Construction du couvent XIXe siècle (≈ 1865)
Période de construction principale du bâtiment.
5 septembre 1946
Protection des façades et toitures
Protection des façades et toitures 5 septembre 1946 (≈ 1946)
Inscription à l'inventaire des Monuments Historiques.
Aujourd'hui
Aujourd'hui
Aujourd'hui Aujourd'hui (≈ 2025)
Position de référence.
Patrimoine classé
Façades et toitures : inscription par arrêté du 5 septembre 1946
Origine et histoire du Couvent des Cordeliers
Le couvent des Cordeliers de Compiègne est un monument historique situé dans la ville de Compiègne, dans le département de l'Oise (60), en région Hauts-de-France. Construit au XIXe siècle, il représente un exemple d’architecture religieuse de cette période, marqué par des influences stylistiques propres à son époque. Le bâtiment est aujourd’hui partiellement protégé, avec ses façades et toitures inscrites à l’inventaire des Monuments Historiques par arrêté du 5 septembre 1946.
Au XIXe siècle, les couvents jouaient un rôle central dans la vie sociale et spirituelle des villes françaises. À Compiègne, comme ailleurs, ces établissements étaient souvent liés à l’éducation, aux soins ou à l’assistance aux plus démunis. Leur architecture reflétait aussi les évolutions urbaines et les besoins croissants des populations locales, dans un contexte de transformations industrielles et sociales.

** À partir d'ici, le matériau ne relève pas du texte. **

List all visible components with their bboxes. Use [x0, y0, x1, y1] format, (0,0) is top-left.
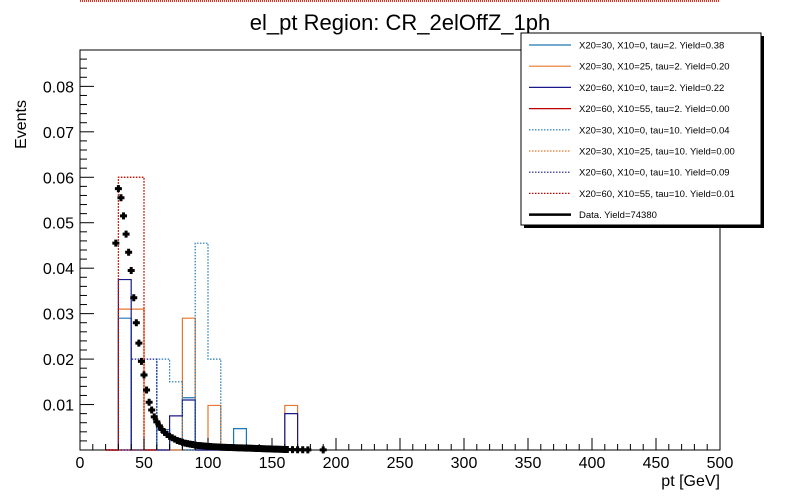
y-tick-label-6: 0.07: [43, 125, 74, 142]
data-point-4: [122, 230, 130, 238]
y-tick-label-5: 0.06: [43, 170, 74, 187]
chart-title: el_pt Region: CR_2elOffZ_1ph: [250, 10, 550, 35]
x-tick-label-10: 500: [707, 455, 734, 472]
x-tick-label-4: 200: [323, 455, 350, 472]
legend-label-1: X20=30, X10=25, tau=2. Yield=0.20: [579, 62, 730, 73]
x-tick-label-1: 50: [135, 455, 153, 472]
data-point-6: [127, 266, 135, 274]
x-tick-label-9: 450: [643, 455, 670, 472]
data-point-0: [112, 239, 120, 247]
legend-label-5: X20=30, X10=25, tau=10. Yield=0.00: [579, 147, 735, 158]
legend-label-3: X20=60, X10=55, tau=2. Yield=0.00: [579, 104, 730, 115]
y-tick-label-1: 0.02: [43, 352, 74, 369]
legend-label-8: Data. Yield=74380: [579, 210, 657, 221]
data-point-11: [140, 371, 148, 379]
data-point-16: [153, 418, 161, 426]
axes-layer: 0 50 100 150 200 250 300 350 400 450 500 0.01 0.02 0.…: [43, 58, 734, 472]
y-tick-label-4: 0.05: [43, 216, 74, 233]
legend: X20=30, X10=0, tau=2. Yield=0.38 X20=30, …: [520, 32, 764, 228]
data-point-2: [117, 194, 125, 202]
data-point-9: [135, 339, 143, 347]
data-point-12: [143, 386, 151, 394]
x-tick-label-8: 400: [579, 455, 606, 472]
data-point-7: [130, 294, 138, 302]
data-point-14: [148, 406, 156, 414]
y-tick-label-0: 0.01: [43, 398, 74, 415]
legend-label-2: X20=60, X10=0, tau=2. Yield=0.22: [579, 83, 724, 94]
data-point-5: [125, 248, 133, 256]
series-line-4: [105, 242, 234, 451]
legend-box: [520, 32, 762, 226]
y-axis-label: Events: [13, 100, 30, 149]
x-axis-label: pt [GeV]: [661, 473, 720, 490]
y-tick-label-2: 0.03: [43, 307, 74, 324]
data-point-13: [145, 398, 153, 406]
data-point-1: [114, 185, 122, 193]
x-tick-label-5: 250: [387, 455, 414, 472]
legend-label-7: X20=60, X10=55, tau=10. Yield=0.01: [579, 189, 735, 200]
x-tick-label-3: 150: [259, 455, 286, 472]
data-point-3: [120, 212, 128, 220]
y-tick-label-7: 0.08: [43, 79, 74, 96]
x-tick-label-2: 100: [195, 455, 222, 472]
data-point-8: [132, 319, 140, 327]
x-tick-label-6: 300: [451, 455, 478, 472]
data-point-15: [150, 413, 158, 421]
data-point-10: [137, 357, 145, 365]
legend-label-6: X20=60, X10=0, tau=10. Yield=0.09: [579, 168, 730, 179]
x-tick-label-0: 0: [76, 455, 85, 472]
x-tick-label-7: 350: [515, 455, 542, 472]
legend-label-4: X20=30, X10=0, tau=10. Yield=0.04: [579, 125, 730, 136]
legend-label-0: X20=30, X10=0, tau=2. Yield=0.38: [579, 41, 724, 52]
y-tick-label-3: 0.04: [43, 261, 74, 278]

Le couvent des Cordeliers est localisé au 2 rue Fournier-Sarlovèze, une adresse qui a évolué avec le temps, comme en témoigne son ancienne dénomination « rue d’Alger ». La précision de sa localisation géographique est estimée comme passable (niveau 5/10), ce qui peut refléter des changements dans le tissu urbain de Compiègne. Aucune information n’est disponible sur son accès actuel au public, qu’il s’agisse de visites, de locations ou d’hébergements.
Les sources disponibles, notamment la base Mérimée et Monumentum, confirment son statut de monument historique mais ne fournissent pas de détails supplémentaires sur son histoire spécifique, ses fondateurs ou ses usages passés. L’absence de données précises limite la connaissance de son rôle exact dans l’histoire locale ou régionale.
La protection partielle du couvent (façades et toitures) souligne son intérêt patrimonial, bien que les éléments intérieurs ou d’autres parties du bâtiment ne bénéficient pas de cette reconnaissance. Cette inscription de 1946 s’inscrit dans une période de préservation accrue du patrimoine français après les destructions des deux guerres mondiales.
Aucune information n’est mentionnée concernant des personnages historiques liés à ce couvent, ni sur des événements marquants qui s’y seraient déroulés. Les archives accessibles ne permettent pas non plus de retracer son évolution architecturale ou fonctionnelle au fil du XIXe siècle ou au-delà.